Дальше и дальше шёл он. Недостижимым казался край света. Шестнадцать лет подряд блуждал ребёнок по морям, равнинам и горам. За это время он успел вырасти и окрепнуть, но по-прежнему оставался верен мысли идти до тех пор, пока не достигнет края света, и по-прежнему края света ещё не достиг, и, казалось, ещё очень далёк был от края света. "Что за беспредельность!" – так он думал. И тут он спросил у крестьянина, стоявшего у дороги, не знает ли тот, где расположен край света. "Край света" – так назывался один крестьянский двор неподалёку, и потому крестьянин сказал: "В получасе ходьбы". Ребёнок выслушал, поблагодарил крестьянина и отправился дальше. Но полчаса тянулись целую вечность, так ему казалось, и он спросил повстречавшегося парня, сколько ещё до края света. "Десять минут", – сказал парень. Ребёнок поблагодарил за добрую весть и пошёл дальше. Он дошёл почти до самого изнеможения, до самого края своих сил, и только с трудом продвигался вперёд.
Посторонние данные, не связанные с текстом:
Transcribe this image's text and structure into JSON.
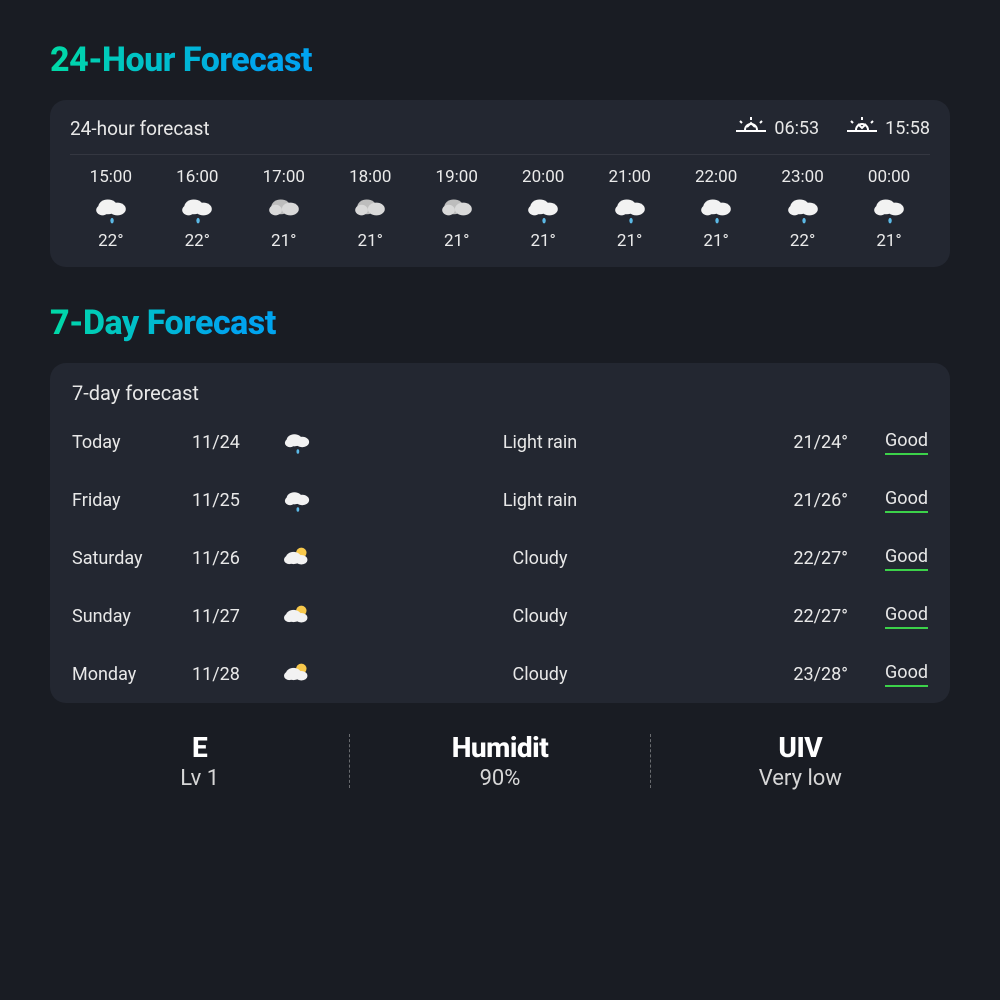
{
  "header_24h_title": "24-Hour Forecast",
  "card_24h_label": "24-hour forecast",
  "sunrise": "06:53",
  "sunset": "15:58",
  "hours": [
    {
      "time": "15:00",
      "icon": "rain",
      "temp": "22°"
    },
    {
      "time": "16:00",
      "icon": "rain",
      "temp": "22°"
    },
    {
      "time": "17:00",
      "icon": "cloud-gray",
      "temp": "21°"
    },
    {
      "time": "18:00",
      "icon": "cloud-gray",
      "temp": "21°"
    },
    {
      "time": "19:00",
      "icon": "cloud-gray",
      "temp": "21°"
    },
    {
      "time": "20:00",
      "icon": "rain",
      "temp": "21°"
    },
    {
      "time": "21:00",
      "icon": "rain",
      "temp": "21°"
    },
    {
      "time": "22:00",
      "icon": "rain",
      "temp": "21°"
    },
    {
      "time": "23:00",
      "icon": "rain",
      "temp": "22°"
    },
    {
      "time": "00:00",
      "icon": "rain",
      "temp": "21°"
    }
  ],
  "header_7d_title": "7-Day Forecast",
  "card_7d_label": "7-day forecast",
  "days": [
    {
      "day": "Today",
      "date": "11/24",
      "icon": "rain",
      "cond": "Light rain",
      "temps": "21/24°",
      "quality": "Good"
    },
    {
      "day": "Friday",
      "date": "11/25",
      "icon": "rain",
      "cond": "Light rain",
      "temps": "21/26°",
      "quality": "Good"
    },
    {
      "day": "Saturday",
      "date": "11/26",
      "icon": "cloud-sun",
      "cond": "Cloudy",
      "temps": "22/27°",
      "quality": "Good"
    },
    {
      "day": "Sunday",
      "date": "11/27",
      "icon": "cloud-sun",
      "cond": "Cloudy",
      "temps": "22/27°",
      "quality": "Good"
    },
    {
      "day": "Monday",
      "date": "11/28",
      "icon": "cloud-sun",
      "cond": "Cloudy",
      "temps": "23/28°",
      "quality": "Good"
    }
  ],
  "metrics": {
    "wind_label": "E",
    "wind_value": "Lv 1",
    "humid_label": "Humidit",
    "humid_value": "90%",
    "uv_label": "UIV",
    "uv_value": "Very low"
  }
}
Наконец, посреди уютной поляны с сочной травой он увидел большой и красивый крестьянский двор, роскошную избу, такую тёплую, непринуждённую и милую, такую гордую, симпатичную и достойную уважения. Вокруг избы стояли роскошные плодовые деревья, куры ходили по двору, в пшенице веял ветерок, огород ломился овощами, на склоне примостился пчелиный домик, очень даже медовый на вкус, да и хлев с коровами там бы нашёлся, и все деревья были усыпаны вишней, грушей, яблоком, и всё вместе выглядело так богато, зажиточно и свободно, что ребёнок сразу подумал, что это и есть край света. Велика же была его радость! В доме, казалось, только что наготовили еды, потому что нежный, хороший дымок струился и посмеивался из трубы, и выкрадывался из неё, как плутишка. Истощённым и тревожным от изнеможения голосом ребёнок спросил: "Край света – мне сюда?" А крестьянка ответила: "Да, милое дитя, тебе сюда".
"Спасибо за добрый ответ", – сказал он и упал от усталости; что за чёрт! - но его сейчас же подняли добрые руки и уложили в постель. А когда он снова очнулся, то обнаружил себя в милейшей постельке и среди милых и добрых людей. "Можно, я здесь останусь? Я буду служить верой и правдой", – спросил ребёнок. А люди сказали: "И почему бы нельзя? Ты нам нравишься. Оставайся с нами, служи верой и правдой. Прилежная служанка придётся нам как раз кстати, а если будешь себя хорошо вести, то будешь нам заместо дочери". Ребёнок не заставил себе этих слов повторять. Он стал усердно работать и прилежно служить, и вскоре всем полюбился, и уже больше не убегал, потому что был здесь как дома.
ЛАМПА, БУМАГА И ПЕРЧАТКИ
(1916)
Лампа, вне всяких сомнений, очень нужный и милый предмет. Различают между лампами настольными, подвесными, спиртовыми или керосиновыми. Когда заходит речь о лампах, непроизвольно приходится о лампах думать, то есть, необязательно. Это неправда, что приходится. Нас это делать никто не заставляет. Я надеюсь, что каждый может думать, что ему угодно, но факт, кажется, остаётся фактом: лампа и абажур дополняют друг друга наилучшим образом. Абажур без лампы был бы не нужен и бессмыслен. Лампа дана, чтобы давать свет. Не зажжённая лампа не производит особенного впечатления. Пока она не горит, ей, так сказать, не хватает собственной сущности. Только когда она горит, её значение проясняется, и её смысл вспыхивает и пылает совершенно убедительно. Наш долг в том, чтобы уделять лампе наше уважение и наши аплодисменты, потому что – что бы мы делали в ночной темноте без света ламп? В тихом свете лампы мы можем читать или писать, уж как нам будет угодно, а поскольку мы заговорили о чтении и правописании, то начинаем думать, хотим мы этого или нет, о книгах или письмах. Книги и письма, со своей стороны, напоминают нам ещё об одной вещи, а именно о бумаге.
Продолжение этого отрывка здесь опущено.